Broccolini, Aspabroc, or baby broccoli, is a green vegetable similar to broccoli but with smaller florets and longer, thin stalks. It is a hybrid of broccoli and gai lan (which is sometimes referred to as "Chinese kale" or "Chinese broccoli"), both cultivar groups of Brassica oleracea. The name Broccolini is a registered trademark of Mann Packing.

History 
Broccolini was originally developed over eight years by the Sakata Seed Company of Yokohama, Japan as a hybrid of broccoli and Chinese broccoli, rather than being the product of genetic modification. It was developed to create a milder-tasting vegetable which could grow in hotter climates than broccoli, to expand Sakata's broccoli market.

Sakata partnered with Sanbon Incorporated in 1994 to begin growing the product commercially in Mexico under the name Asparation, implying a similarity to asparagus due to its slim, edible stem. After first becoming available in US markets in 1996, in 1998, Sakata began a partnership with Mann Packing Company in Salinas, California and marketed the product as Broccolini. New forms of Broccolini continue to be developed, including purple broccolini.

Description 
Broccolini has a similar structure to sprouting-type broccoli. It grows to , with a slender elongated stem that is  long. It is annual or biennial, herbaceous, and glabrous.

Consumption 
The entire vegetable (leaves, young stems, unopened flower shoots, and flowers) is consumable. Its flavor is sweet, with notes of both broccoli and asparagus, although it is not closely related to the latter.

Common cooking methods include sautéing, steaming, boiling, and stir frying. According to a 2005 study assessing how Australians cooked broccolini, the majority used steaming, with less stir-frying, and a small minority ate it raw or in a salad.

Nutrition 
Broccolini is a source of vitamin A, vitamin C and vitamin K, folate and glucosinolates.

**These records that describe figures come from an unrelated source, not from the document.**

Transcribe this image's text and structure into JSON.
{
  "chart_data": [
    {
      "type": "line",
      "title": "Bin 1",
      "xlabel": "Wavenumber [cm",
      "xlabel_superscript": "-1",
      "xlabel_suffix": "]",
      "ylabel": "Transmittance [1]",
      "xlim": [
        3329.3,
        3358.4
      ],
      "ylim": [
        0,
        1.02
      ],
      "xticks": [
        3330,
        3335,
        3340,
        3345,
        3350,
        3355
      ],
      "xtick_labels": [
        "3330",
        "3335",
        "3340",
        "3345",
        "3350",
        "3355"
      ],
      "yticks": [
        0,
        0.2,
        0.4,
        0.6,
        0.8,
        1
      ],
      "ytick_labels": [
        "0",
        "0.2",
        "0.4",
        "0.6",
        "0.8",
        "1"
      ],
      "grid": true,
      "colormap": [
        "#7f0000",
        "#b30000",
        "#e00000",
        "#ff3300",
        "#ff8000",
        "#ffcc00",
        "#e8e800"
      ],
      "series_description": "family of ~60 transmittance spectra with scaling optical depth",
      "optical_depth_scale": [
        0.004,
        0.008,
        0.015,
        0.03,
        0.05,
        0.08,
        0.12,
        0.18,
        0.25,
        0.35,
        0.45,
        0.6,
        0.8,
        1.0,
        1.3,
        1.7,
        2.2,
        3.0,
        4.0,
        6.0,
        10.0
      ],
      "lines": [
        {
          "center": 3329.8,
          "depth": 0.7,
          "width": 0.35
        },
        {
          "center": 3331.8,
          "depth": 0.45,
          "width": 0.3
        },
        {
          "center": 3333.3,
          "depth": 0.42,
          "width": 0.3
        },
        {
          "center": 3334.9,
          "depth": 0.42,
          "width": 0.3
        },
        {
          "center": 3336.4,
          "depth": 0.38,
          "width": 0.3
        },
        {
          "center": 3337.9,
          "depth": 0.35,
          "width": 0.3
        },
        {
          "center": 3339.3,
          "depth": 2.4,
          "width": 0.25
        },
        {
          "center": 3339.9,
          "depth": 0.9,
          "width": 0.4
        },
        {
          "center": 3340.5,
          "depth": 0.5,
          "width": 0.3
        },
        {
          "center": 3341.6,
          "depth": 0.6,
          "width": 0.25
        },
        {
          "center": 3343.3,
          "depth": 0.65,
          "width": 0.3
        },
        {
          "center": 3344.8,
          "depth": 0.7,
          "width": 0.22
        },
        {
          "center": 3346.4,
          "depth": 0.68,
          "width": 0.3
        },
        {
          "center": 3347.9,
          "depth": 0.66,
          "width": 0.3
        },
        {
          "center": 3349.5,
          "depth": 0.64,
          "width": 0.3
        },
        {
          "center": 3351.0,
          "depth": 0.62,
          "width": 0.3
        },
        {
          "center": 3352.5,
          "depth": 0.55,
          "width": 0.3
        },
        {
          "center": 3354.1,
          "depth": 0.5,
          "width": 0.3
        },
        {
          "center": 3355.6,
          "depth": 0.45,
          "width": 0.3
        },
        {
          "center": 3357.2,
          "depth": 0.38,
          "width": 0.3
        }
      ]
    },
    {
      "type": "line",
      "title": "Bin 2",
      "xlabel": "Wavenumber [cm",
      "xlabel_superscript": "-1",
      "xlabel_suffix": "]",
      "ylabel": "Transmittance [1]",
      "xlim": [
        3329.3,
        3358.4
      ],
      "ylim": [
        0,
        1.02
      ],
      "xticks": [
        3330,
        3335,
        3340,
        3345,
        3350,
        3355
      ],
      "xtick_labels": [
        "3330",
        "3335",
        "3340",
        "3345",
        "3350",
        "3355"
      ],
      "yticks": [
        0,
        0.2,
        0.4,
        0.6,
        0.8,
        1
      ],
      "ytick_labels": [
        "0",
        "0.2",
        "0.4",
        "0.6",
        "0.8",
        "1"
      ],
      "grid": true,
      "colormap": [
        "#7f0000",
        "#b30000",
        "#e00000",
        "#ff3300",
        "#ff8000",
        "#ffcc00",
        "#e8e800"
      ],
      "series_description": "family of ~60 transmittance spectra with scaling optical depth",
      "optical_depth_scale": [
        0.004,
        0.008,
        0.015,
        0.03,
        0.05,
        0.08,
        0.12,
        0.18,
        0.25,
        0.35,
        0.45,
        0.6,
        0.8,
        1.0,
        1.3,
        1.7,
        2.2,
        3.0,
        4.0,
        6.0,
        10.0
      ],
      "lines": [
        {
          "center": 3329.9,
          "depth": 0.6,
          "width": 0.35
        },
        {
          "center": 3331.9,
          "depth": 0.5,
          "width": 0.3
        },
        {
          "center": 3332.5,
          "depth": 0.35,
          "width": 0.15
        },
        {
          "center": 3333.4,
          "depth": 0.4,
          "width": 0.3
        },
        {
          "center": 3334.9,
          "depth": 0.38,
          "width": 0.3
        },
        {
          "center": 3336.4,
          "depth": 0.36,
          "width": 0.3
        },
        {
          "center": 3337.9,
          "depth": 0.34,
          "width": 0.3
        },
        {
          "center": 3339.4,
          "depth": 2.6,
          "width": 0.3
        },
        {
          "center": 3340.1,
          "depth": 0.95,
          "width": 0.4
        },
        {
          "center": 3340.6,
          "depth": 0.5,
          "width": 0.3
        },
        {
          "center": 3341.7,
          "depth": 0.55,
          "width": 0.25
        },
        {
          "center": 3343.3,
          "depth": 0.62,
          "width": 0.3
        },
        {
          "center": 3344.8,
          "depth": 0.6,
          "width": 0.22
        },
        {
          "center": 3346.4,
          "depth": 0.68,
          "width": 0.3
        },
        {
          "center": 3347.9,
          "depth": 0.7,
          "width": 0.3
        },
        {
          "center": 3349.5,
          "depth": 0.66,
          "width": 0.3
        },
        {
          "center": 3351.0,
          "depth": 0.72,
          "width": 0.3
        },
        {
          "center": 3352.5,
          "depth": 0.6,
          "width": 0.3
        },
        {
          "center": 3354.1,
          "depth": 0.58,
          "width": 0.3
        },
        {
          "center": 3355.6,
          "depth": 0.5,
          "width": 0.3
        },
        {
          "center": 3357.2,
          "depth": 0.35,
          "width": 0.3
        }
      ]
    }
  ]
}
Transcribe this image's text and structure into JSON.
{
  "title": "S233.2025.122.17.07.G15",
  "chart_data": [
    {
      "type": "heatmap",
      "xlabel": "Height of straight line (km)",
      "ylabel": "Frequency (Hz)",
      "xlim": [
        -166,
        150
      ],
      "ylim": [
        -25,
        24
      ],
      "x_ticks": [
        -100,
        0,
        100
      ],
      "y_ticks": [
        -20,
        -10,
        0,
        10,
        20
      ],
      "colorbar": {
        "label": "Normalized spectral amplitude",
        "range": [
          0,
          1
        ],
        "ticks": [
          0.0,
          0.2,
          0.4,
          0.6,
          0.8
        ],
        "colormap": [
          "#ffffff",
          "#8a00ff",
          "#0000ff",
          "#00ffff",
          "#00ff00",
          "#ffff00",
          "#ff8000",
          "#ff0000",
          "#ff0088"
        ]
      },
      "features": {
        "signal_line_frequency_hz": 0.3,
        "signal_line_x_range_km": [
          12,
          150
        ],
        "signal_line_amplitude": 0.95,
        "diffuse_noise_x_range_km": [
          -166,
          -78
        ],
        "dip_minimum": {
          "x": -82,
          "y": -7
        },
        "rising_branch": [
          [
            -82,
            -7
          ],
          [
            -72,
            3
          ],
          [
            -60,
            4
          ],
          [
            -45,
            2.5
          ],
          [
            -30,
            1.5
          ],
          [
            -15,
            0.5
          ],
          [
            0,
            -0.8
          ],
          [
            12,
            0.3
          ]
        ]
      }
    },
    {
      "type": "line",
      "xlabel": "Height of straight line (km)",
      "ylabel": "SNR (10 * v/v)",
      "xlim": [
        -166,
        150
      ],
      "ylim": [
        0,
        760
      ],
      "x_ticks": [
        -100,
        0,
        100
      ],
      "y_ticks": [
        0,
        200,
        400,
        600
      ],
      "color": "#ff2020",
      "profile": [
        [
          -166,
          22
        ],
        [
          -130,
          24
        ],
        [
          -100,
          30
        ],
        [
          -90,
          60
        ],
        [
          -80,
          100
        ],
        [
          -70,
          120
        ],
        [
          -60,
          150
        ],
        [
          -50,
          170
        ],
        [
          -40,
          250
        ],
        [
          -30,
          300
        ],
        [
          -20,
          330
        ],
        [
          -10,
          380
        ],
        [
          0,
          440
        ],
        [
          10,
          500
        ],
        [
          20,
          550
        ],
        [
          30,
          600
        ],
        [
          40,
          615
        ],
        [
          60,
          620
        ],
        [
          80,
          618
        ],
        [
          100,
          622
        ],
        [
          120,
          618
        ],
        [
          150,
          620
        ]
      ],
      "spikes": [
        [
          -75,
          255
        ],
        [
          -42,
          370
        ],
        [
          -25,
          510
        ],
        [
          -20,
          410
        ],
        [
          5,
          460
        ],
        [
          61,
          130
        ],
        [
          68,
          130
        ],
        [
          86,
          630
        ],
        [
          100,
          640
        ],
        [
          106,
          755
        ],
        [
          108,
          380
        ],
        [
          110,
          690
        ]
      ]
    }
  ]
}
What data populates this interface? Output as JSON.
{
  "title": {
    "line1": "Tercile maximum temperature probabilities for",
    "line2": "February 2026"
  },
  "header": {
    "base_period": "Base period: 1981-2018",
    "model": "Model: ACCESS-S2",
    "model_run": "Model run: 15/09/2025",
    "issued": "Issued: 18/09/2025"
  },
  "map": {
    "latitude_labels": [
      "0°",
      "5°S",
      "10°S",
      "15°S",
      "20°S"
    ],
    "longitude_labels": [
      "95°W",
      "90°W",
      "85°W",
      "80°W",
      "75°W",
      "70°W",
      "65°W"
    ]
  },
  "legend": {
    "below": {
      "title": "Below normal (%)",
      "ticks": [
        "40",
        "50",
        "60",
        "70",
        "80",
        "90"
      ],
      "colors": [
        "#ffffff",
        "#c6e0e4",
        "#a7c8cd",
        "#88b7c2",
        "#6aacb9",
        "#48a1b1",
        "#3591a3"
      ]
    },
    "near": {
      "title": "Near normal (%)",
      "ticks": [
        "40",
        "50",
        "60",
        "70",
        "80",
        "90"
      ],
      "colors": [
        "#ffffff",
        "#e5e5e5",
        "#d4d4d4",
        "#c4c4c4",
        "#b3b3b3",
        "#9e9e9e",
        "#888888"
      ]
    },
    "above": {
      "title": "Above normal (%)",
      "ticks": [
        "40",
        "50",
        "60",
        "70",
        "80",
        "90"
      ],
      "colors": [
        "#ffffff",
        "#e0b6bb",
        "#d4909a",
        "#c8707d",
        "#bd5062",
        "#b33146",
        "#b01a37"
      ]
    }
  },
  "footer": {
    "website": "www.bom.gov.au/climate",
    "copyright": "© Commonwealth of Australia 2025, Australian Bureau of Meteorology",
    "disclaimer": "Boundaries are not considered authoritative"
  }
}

Broccolini contains a similar profile of phenolic acids to other vegetables in the Brassica family, most notably containing flavonoids. Research into flavonoids in broccolini leaves has suggested they can inhibit the growth of some cancers. Such research has found that common cooking methods reduce broccolini's phenolic acid content, particularly boiling.

Production

Climate 
Broccolini grows in cool climates and is intolerant of extreme climates. It is more sensitive to cold temperatures than broccoli but less sensitive to hot temperatures.

Growth and distribution
Broccolini takes 50–60 days to grow after being transplanted. It is harvested when the heads are fully developed but are not flowering. By cutting off the head, the harvest time is extended as new side shoots of smaller heads will grow.  Unlike other cruciferous vegetables, which are harvested once per growth cycle, broccolini is harvested 3-5 times in a growth cycle, depending on growing conditions. Further unlike broccoli, the stalk is inedible, rather, the side shoots are harvested and consumed.

After being harvested, the produce is cooled to 0 °C, preventing the flower heads developing to maintain quality. Shelf life can be further extended with the use of modified atmosphere packaging.

In the US, broccolini is grown in California during Summer and Arizona during Winter.

Produce reference
The International Federation for Produce Standards assigns it the price look-up code 3277, "baby broccoli". It is also known as asparation, asparations, "sweet baby broccoli", broccoletti, and broccolette "Italian Sprouting broccoli". It is sold under the registered trademarks Bimi and Tenderstem.